The split in the rock I had casually stepped over before seemed to have widened, or perhaps my dexterity had deflated from defeat. I miscalculated a foot placement and slipped into the split, bashing my shin against the rock. A wet ledge on the other side saved me from certain immersement. I pushed away the pain, as the sun had set, and the pale blue light faded at a dangerous rate. My feet were tired, and the trip only halfway completed. If I didn't get past the sandstone rock and the angular boulder field, I would stumble in the winter dark; a busted shin would be the first of many wounds. Above, seagulls and cormorants settled into invisible nests and squawked at my predatory self. I walked quickly past the couple still making out, past the concrete cliff-face, past The Compound, the old tire aquarium, twisted lobster traps, anti-aircraft guns, the Iron Flower, and finally the field of rotting seaweed.

The first patch of real rock-free sand greeted my feet like a deep tissue massage. I was free to put my feet wherever I wanted, without fear of twisted ankles or bashed shins. Ahead, the floodlights from the top of a hotel complex made night into day. Four beach-goers still walked along the ever chilling coast, their dogs sniffing around at mounds of seaweed and occasionally taking bites.

One of the dogs walked slowly up to me and I extended my hand palm down as is our custom. The black and white dog sniffed warily, twitching backward at every step I took. It skulked away until I was a good distance on, then it barked. Three other dogs followed suit. As I walked on, the dogs emboldened and followed behind me still barking. One of the dogs pranced in front of me, and the others mimicked its behavior. I walked on, thinking the dogs would tire of me. They barked louder and swirled around me. The owners caught wind of this and started to call their names, first softly, then forcefully as the dogs paid no attention.
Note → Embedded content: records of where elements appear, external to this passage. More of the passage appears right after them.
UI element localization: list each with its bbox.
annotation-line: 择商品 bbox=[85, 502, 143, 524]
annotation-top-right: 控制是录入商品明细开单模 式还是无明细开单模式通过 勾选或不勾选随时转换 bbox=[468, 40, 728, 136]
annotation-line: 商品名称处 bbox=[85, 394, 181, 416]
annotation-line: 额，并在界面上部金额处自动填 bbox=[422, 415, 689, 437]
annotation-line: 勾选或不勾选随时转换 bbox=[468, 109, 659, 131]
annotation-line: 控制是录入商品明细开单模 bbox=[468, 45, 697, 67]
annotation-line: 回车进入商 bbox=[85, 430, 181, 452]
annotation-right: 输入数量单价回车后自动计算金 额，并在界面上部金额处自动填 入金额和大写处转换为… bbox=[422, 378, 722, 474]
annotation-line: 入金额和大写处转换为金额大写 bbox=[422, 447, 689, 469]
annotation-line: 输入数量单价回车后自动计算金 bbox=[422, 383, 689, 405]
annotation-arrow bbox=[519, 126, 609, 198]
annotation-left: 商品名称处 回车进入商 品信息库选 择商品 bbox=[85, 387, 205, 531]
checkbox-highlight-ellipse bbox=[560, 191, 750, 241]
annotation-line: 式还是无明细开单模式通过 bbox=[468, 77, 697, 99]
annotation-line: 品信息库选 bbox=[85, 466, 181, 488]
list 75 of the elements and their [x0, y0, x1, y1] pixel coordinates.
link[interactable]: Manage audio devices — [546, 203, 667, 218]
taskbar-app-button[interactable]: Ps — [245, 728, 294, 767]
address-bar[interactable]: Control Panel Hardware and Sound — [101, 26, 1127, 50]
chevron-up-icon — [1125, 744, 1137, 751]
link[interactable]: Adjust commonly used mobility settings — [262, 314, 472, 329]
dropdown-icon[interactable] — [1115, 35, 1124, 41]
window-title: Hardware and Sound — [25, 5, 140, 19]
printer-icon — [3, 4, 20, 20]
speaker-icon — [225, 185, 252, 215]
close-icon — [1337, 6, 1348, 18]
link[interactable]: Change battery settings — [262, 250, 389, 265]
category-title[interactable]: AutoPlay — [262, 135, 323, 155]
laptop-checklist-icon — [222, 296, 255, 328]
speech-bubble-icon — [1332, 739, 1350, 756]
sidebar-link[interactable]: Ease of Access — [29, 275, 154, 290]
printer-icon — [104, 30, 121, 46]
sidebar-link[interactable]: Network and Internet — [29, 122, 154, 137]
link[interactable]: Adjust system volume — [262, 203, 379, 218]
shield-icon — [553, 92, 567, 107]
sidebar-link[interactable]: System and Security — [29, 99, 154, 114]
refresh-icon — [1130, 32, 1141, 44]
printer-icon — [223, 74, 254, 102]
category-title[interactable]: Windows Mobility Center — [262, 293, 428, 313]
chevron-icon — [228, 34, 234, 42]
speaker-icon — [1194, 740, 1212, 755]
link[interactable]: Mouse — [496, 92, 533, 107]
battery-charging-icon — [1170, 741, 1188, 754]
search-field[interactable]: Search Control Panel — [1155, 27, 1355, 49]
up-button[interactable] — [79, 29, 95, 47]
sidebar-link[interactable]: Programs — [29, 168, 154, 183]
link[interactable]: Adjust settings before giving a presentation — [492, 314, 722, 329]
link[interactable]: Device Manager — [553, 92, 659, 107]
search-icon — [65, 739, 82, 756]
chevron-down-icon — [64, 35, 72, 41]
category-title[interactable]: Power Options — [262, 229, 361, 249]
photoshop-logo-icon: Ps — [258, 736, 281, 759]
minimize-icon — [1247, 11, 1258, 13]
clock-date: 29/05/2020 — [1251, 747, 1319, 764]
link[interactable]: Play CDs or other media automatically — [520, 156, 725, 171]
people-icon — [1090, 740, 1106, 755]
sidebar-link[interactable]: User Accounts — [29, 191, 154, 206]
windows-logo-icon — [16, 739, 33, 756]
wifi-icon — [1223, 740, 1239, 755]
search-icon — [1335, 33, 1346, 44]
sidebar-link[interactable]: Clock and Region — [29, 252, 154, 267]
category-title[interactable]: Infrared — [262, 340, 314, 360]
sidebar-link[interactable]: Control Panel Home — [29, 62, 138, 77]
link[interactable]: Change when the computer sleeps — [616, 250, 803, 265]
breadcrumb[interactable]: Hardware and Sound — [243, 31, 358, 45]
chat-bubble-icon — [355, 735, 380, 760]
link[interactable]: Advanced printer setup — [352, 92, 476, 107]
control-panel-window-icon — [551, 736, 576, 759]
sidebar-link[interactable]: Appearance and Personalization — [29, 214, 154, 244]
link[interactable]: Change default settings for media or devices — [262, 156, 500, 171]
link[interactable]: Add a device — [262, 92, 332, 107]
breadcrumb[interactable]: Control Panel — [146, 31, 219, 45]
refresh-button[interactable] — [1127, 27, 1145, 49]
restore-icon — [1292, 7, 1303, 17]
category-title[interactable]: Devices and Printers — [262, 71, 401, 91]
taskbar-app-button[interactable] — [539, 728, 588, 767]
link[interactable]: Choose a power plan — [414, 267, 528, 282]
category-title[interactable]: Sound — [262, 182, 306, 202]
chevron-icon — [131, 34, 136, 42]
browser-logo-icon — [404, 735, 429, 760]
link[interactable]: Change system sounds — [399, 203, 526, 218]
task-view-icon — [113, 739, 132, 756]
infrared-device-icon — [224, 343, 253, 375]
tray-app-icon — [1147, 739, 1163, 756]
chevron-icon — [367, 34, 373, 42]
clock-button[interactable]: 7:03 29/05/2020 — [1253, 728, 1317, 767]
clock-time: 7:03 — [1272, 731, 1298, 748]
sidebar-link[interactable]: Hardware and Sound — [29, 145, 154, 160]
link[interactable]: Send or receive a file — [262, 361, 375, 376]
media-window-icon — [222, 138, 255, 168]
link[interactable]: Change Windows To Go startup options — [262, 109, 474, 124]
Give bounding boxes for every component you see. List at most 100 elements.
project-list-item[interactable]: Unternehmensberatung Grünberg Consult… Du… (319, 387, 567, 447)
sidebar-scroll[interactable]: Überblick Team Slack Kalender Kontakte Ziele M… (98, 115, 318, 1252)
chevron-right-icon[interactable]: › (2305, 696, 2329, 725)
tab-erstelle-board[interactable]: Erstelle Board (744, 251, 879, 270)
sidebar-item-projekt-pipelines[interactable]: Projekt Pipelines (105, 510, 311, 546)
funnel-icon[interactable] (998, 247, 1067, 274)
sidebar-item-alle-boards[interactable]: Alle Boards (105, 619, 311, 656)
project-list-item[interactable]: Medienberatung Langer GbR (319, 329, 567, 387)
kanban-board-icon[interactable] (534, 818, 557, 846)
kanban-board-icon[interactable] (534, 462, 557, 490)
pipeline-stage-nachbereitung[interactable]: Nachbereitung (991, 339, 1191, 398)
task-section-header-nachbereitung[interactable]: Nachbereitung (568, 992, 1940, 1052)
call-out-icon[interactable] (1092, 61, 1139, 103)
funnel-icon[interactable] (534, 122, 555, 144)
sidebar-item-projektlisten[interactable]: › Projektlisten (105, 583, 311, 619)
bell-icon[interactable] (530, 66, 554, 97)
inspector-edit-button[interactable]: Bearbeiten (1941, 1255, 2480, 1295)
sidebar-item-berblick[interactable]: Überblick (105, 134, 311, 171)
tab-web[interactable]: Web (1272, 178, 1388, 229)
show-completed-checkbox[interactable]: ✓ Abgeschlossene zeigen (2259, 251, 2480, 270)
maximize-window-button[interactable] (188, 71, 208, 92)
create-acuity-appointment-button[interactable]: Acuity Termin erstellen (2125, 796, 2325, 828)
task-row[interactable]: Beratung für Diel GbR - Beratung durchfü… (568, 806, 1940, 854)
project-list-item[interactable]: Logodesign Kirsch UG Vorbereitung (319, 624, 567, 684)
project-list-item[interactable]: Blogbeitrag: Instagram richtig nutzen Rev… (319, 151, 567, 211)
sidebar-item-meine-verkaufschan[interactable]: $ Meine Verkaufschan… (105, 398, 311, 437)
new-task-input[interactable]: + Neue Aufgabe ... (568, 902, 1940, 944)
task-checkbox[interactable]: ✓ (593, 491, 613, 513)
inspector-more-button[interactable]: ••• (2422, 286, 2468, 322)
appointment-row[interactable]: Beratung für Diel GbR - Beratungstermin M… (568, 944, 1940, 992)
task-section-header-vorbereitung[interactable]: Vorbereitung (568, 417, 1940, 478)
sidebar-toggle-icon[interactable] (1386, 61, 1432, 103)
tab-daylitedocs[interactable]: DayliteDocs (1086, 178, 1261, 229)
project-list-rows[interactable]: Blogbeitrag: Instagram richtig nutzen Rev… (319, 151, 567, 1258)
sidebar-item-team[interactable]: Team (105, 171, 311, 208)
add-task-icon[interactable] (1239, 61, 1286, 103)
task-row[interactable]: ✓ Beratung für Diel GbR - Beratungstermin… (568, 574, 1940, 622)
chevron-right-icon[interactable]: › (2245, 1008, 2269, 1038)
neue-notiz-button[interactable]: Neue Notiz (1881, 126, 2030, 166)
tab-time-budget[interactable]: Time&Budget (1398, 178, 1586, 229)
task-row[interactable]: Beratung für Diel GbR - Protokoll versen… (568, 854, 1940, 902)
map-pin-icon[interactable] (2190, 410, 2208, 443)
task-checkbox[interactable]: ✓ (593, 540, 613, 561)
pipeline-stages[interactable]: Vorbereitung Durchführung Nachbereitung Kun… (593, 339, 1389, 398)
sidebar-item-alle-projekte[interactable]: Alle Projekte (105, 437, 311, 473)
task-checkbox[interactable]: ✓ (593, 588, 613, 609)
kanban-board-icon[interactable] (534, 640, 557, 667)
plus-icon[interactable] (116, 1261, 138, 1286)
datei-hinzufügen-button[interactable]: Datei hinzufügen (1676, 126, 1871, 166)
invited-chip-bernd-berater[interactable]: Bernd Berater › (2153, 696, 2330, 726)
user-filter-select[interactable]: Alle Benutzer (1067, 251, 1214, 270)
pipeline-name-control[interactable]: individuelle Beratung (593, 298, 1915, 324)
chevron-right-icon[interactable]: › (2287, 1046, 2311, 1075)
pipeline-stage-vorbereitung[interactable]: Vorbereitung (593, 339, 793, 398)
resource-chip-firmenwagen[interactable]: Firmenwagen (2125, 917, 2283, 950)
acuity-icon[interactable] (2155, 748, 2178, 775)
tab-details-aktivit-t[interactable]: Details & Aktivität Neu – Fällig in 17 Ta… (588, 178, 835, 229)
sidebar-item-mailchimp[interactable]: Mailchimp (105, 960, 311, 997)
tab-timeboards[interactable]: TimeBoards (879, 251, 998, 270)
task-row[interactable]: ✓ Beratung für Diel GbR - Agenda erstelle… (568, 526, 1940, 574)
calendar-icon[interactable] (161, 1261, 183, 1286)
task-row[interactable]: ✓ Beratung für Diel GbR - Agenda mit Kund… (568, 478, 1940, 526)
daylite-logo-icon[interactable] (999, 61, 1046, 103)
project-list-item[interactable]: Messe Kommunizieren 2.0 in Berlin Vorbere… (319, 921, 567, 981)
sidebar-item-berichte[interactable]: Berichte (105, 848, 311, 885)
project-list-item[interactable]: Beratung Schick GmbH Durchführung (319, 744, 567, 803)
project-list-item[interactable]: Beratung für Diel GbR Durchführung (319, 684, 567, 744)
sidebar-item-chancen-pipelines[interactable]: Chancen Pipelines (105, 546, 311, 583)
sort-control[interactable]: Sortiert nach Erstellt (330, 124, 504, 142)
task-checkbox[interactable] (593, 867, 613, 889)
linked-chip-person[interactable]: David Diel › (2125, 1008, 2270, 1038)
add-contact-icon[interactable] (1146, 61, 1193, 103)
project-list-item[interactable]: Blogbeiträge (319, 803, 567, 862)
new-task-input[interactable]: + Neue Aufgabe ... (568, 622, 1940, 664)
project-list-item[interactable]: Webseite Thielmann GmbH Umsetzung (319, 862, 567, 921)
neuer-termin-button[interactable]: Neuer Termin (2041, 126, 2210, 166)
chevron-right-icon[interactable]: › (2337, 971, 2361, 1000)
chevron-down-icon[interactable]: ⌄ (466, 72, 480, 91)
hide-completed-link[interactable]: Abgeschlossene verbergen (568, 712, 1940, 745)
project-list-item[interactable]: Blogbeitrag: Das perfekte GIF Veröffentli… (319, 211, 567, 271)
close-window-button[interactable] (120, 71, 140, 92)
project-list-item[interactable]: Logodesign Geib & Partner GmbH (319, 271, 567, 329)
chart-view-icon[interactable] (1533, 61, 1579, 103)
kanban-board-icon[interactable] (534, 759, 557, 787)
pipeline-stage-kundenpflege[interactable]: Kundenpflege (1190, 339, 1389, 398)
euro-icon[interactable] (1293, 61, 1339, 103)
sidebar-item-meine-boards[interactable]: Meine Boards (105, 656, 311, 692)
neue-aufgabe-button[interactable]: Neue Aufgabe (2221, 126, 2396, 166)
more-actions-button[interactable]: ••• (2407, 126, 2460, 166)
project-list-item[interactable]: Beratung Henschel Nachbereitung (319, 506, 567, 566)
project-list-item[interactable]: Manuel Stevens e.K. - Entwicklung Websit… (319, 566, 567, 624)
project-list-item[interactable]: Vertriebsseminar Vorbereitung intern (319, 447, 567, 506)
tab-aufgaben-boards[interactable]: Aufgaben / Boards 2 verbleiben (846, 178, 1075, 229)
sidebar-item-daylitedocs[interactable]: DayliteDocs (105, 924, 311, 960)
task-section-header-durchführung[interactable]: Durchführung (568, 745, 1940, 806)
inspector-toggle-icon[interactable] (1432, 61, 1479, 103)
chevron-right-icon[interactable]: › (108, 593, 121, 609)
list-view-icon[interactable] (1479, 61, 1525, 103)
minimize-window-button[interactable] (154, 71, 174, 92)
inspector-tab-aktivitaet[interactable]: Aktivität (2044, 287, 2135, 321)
Perhaps my inattention infuriated the dogs the most. I had to be corralled and controlled. Two dogs reversed direction and picked up speed. They moved so quickly and barked so loudly I could not distinguish one from another as they swirled around. One of the owners screamed at the dogs and tried to grab at their collars. The bag across my chest jerked back. One of the dogs must have bit at it. Things got serious.

The owner breached the ring of dogs and tried to block me from them, but she was simply one, and they were legion. A pang bolted through my left leg. They bit me! The cursed dogs actually bit me! I hopped around, groaning in pain, keeping alert for the next attack. Were they brave enough to attack from the front? Three other people entered the fray, each grabbing at a dog. At the height of the insanity, the dogs calmed down.

The owner, a middle-aged fit woman with short cropped hair, asked breathlessly if the dogs had bit me. I rolled up my left pant leg and revealed a large black welt in the shape of dog teeth right above my calf. No blood trickled down. She was quick to say it looked fine, but still asked if I needed anything. I said no. The litigious affair that would result if I had said otherwise would be much more painful than a little welt. She apologized once more and dragged her now miraculously placid dog away by the collar.

Walking back up the stairs and to my car, I couldn’t help but laugh.